Signs of a heat stroke include:
- Confusion, altered mental status, or slurred speech. Think: a child who is incoherent or not interacting with you at their baseline developmental level
- Loss of consciousness (not responding to you)
- Hot, dry skin or profuse sweating
- An extremely high body temperature of over 105
A Heat stroke is a medical emergency and can be fatal. Make sure you are keeping a close eye for heat exhaustion so heat stroke isn’t even a possibility.
You can prevent heat exhaustion and subsequent heat stroke by:
- Planning outdoor activities during cooler parts of the day (before 9am or after 5pm). If you’re hot, they’re probably too hot too! Check out this blog for indoor activities for your kid in inclement weather (extreme heat, rain, or snow).
- Always try to aim for playing in the shade versus the direct sun.

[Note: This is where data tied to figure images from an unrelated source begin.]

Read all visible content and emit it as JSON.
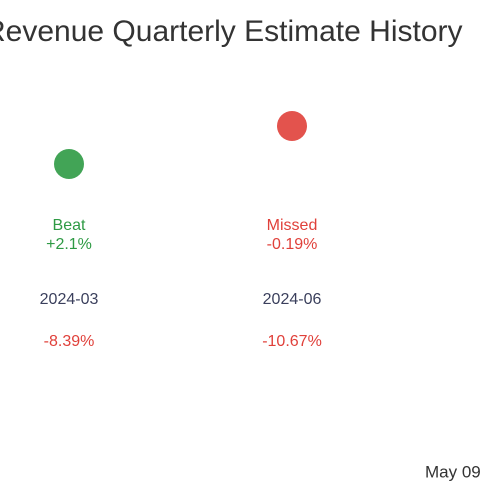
{
  "title": "Revenue Quarterly Estimate History",
  "columns": [
    {
      "result": "Beat",
      "surprise": "+2.1%",
      "period": "2024-03",
      "change": "-8.39%",
      "color": "#2e9a44"
    },
    {
      "result": "Missed",
      "surprise": "-0.19%",
      "period": "2024-06",
      "change": "-10.67%",
      "color": "#e0403a"
    }
  ],
  "footer": "May 09"
}
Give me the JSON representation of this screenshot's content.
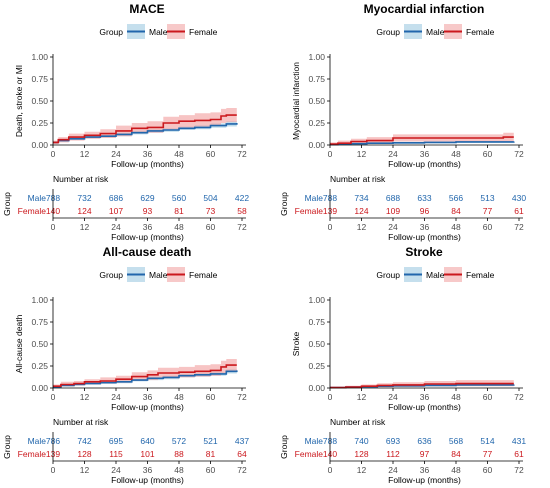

- Make sure to take water breaks and breaks in the shade if playing in the sun.
- Keep them hydrated:
- For a breastfed or formula-fed infant, also make sure you keep them hydrated with their usual form of nutrition. Stay on top of hydration before the dehydration gets on top of them!
- For older children, give them their normal liquids to PREVENT dehydration: water is wonderful. Ice chips are also an option. Remember, ice cubes can be a choking hazard for toddlers, so stick to crushed ice or ice chips.
- Choose loose-fitting, light-colored, and breathable clothing.